We were late in the season, and the locked up Seigakuso hut looked ugly and unappealing in the early morning light. I thought back nostalgically to the first time I had climbed Shari-dake many years before, remembering how the warden of the previous ramshackle old hut had invited myself and a local hiker in for a cup of sake on our return and regaled us with anecdotes. But today it was a chilly morning with nobody else around, so we pulled on our boots and set off.
There had been some recent wet weather and the stream was full enough to make us choose our crossing points with care. There had also been a sharp drop in temperature and a little further on we began to encounter ice. Soon it was everywhere, coating everything – rocks, branches, leaves, even a few remaining berries and fruits – in clear water ice as though they were delicately encased in glass. The effect was magical and breathtakingly beautiful, and something I had never seen before on this scale. It made negotiating the rocks by the stream rather awkward, however, and some of the little rocky pitches became definitely interesting.
We persevered up the Old Route and eventually the trail left the by now tiny stream and set off up through the fragile glass encased shrubs on the hillside. Ice tinkled down behind us as we brushed past. On the shoulder a cool wind greeted us but we followed the ridgeline up past the little shrine and onto the small summit. It was a clear day and the 360 degree panorama was stunning, from Shiretoko to the Akans, the caldera lakes around Teshikaga, and seemingly right below our feet the Okhotsk Sea coast stretching west to Abashiri.

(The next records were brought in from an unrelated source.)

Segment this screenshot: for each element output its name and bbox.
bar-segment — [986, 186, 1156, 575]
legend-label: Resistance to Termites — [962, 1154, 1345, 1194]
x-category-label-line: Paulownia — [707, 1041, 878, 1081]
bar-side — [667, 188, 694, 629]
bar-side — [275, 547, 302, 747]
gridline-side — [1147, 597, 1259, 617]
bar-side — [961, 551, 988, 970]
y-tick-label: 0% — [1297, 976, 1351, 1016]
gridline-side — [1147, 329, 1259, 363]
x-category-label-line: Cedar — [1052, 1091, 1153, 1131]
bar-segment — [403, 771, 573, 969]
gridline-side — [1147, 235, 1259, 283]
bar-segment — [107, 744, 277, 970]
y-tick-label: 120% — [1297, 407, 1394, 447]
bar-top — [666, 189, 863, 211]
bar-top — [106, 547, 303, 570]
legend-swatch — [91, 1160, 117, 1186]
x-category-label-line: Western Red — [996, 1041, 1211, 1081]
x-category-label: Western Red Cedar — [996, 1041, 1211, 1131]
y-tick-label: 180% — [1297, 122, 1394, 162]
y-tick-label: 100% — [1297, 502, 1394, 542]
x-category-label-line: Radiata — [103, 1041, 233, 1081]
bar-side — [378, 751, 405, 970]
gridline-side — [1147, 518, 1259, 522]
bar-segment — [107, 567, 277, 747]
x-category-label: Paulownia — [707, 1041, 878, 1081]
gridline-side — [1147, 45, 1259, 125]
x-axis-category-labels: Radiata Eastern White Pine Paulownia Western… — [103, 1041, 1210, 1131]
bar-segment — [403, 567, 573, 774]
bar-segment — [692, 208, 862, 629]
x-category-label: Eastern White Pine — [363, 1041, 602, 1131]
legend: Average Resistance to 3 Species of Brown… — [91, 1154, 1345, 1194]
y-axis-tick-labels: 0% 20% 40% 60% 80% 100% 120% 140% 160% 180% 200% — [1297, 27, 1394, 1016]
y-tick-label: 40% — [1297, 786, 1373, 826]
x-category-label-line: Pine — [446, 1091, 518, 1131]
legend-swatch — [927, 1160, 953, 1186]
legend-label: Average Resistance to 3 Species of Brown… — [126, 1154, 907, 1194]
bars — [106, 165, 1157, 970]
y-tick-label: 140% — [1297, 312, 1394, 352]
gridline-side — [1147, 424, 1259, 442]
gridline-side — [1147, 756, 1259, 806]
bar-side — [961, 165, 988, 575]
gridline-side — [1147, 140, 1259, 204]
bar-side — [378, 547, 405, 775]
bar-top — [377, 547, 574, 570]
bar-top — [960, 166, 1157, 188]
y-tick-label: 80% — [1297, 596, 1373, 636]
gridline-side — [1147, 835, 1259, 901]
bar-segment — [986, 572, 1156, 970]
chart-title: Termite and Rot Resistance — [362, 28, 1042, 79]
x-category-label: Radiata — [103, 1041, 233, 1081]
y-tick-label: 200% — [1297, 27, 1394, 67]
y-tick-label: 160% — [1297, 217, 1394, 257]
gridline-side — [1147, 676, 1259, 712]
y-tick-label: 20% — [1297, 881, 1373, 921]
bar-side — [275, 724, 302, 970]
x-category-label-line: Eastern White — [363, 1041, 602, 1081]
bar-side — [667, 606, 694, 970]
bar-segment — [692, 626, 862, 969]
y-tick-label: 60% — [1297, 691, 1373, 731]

We returned down the glassy hillside, now dazzlingly reflecting the sun from a million icy branches, and turned off onto the New Route for the panoramic descent through haimatsu dwarf pine down a minor ridge. After a small summit we dropped steeply back down to the stream bed for more careful boulder hopping, now enjoying the striking autumn colours in contrast to the icy world above, finally emerging once more at the trailhead. We agreed that it was a great mountain in its own right in any event, but the rare meteorological conditions had created a special kind of magic for us that day.